Convergence is happening all around, and rapidly. The distinction between the physical and digital worlds is increasingly getting blurred across industries, both in business-to-business (B2B) and business-to-consumer (B2C) context. The automotive industry is no different.
Car buyers, according to a McKinsey survey, are increasingly prioritizing built-in Internet connectivity over features such as fuel efficiency and engine power when making vehicle purchase decisions. Automotive original equipment manufacturers (OEMs) worldwide, therefore, are seeking to reinvent themselves around software and services, for sustained top line expansion.
This shift in emphasis, from OEMs optimizing the car’s internal functions to enhancing its ability to connect with the outside world, and improving the in-vehicle user experience, is significant. Accordingly, there is growing focus on developing “connected cars”, vehicles that can harness onboard sensors and wireless network connectivity to optimize their operations, beside improving passenger convenience.
The underlying business opportunity is massive. Gartner expects the number of connected cars worldwide to reach 250 million by 2020, representing almost 20% of all vehicles on the road. For the auto industry to realize this lucrative opportunity, two factors, more than any other, will be critical–the rollout of 5G, and the commercialization of the Internet of Things (IoT).
5G driving vehicle connectivity
The connected car will generate massive volumes of data. Just to put that in perspective, today’s average car has the combined processing power of 20 personal computers, generating as much as 25GB of data per hour, a McKinsey study estimates.
Existing cellular network technologies, already grappling with the challenge of handling massive smartphone data consumption, are ill-equipped to tackle this soaring data traffic from Internet-enabled vehicles.

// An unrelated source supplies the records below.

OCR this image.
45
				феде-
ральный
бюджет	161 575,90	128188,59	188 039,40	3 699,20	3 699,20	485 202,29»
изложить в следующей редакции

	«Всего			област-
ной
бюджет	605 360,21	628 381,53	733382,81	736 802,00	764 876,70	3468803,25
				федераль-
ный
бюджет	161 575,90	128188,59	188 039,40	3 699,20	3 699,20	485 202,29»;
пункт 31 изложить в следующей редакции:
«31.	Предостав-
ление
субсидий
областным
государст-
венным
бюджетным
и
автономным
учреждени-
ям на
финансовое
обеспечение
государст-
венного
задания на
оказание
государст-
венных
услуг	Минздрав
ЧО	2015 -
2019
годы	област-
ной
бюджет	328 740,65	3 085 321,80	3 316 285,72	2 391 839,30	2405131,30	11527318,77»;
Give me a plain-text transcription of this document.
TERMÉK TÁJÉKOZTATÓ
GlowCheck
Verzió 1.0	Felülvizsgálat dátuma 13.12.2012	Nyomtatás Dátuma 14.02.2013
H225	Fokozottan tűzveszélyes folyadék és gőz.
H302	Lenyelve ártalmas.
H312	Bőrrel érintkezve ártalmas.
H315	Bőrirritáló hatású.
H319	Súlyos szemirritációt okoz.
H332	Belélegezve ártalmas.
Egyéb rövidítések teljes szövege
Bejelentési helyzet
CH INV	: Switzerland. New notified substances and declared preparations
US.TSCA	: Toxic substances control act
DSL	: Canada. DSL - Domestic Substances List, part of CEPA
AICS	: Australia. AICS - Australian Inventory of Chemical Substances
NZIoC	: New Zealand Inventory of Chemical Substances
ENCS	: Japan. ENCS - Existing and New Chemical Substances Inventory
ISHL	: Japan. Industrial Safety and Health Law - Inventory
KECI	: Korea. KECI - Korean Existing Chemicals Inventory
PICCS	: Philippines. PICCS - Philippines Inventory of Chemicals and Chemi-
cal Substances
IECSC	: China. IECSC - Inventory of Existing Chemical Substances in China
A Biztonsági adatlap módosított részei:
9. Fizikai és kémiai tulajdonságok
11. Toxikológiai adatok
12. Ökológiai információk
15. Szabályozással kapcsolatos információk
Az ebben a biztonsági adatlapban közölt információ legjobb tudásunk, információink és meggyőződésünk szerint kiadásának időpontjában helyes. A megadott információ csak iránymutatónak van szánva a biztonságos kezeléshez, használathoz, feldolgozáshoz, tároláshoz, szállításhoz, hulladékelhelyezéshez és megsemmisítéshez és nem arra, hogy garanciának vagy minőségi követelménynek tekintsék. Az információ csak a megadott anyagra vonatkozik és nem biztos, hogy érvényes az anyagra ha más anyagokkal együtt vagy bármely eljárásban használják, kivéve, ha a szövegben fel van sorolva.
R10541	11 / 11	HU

That’s where the anticipated transition to 5G, the next-generation wireless technology, over the coming years promises to be a game changer. It is expected to facilitate dramatic performance-related gains with regard to downlink speed, device density and latency. For instance, with throughput under 5G projected at up to 10GB per second, as compared to LTE’s maximum of 300MB per second, telcos could substantially improve the capacity and range of their networks.
IoT enabling V2X
Beyond connectivity, 5G will also foster an unprecedented leap in the evolution of communication protocols, helping OEMs develop self-learning, autonomous vehicles. This transition, however, will not happen without IoT playing its part.
Cars typically contain around 150 different microprocessor-controlled sub-systems underpinned by diverse functional units. And, as connected cars continue to evolve, deep integration will be necessary for all the instruments, devices and functionalities that operate the vehicle. This will require OEMs to put in place an automated mechanism that seamlessly connects chips embedded in various car hardware and software to one another and control devices or networks outside the vehicle.
Once auto makers are able to integrate all these hardware and software inside, they could leverage 5G to boost car connectivity with vehicle to everything (V2X) communication. V2X will help cars interact with any object having sensors or cellular connectivity, such as other vehicles (V2V), pedestrians (V2P), networks (V2N), and the surrounding infrastructure (V2I).
Moreover, 5G’s ultra-reliable and super-fast connections will foster the exchange of large volumes of 3D mapping data, and help improve situational awareness through sharing of sensory data.
Wide-ranging consumer benefits
I expect the convergence of 5G and IoT to deliver multiple benefits for the car buyer, in terms of enhanced functionalities concerning telematics, automated driving, infotainment, safety and security, and value-added services.
For instance, OEMs could roll out in-vehicle mobile hotspots that let passengers connect their laptops, smartphones, tablets and other mobile devices to the car for browsing, streaming content, and accessing social media.
Similarly, companies will be able to release over-the-air (OTA) software updates for a vehicle’s connected services. This will eliminate the need for customers to visit dealers, by providing them with live updates on maintenance needs, service appointments and order parts.
Car safety and security, too, will be reimagined with 5G and IoT. The next-generation wireless connectivity technology, alongside sensor data, will allow OEMs to track vehicle condition in real time, to determine maintenance needs. In the event of an accident, pre-installed services could be triggered to initiate automatic crash notifications, so that emergency services can be alerted.
The connected car of the future will be the ultimate Internet of Things, gathering and analyzing massive amounts of data from a wide range of sources. It will deliver enhanced user experiences, while significantly improving vehicle safety and security.
As the inevitable virtualization of cars gathers momentum, I expect OEMs to focus more on holistically to be interconnecting the different infrastructure for control versus convenience networks. And, that will require vehicle manufacturers to collaborate closely with mobile network operators and software developers. Exciting times lie ahead!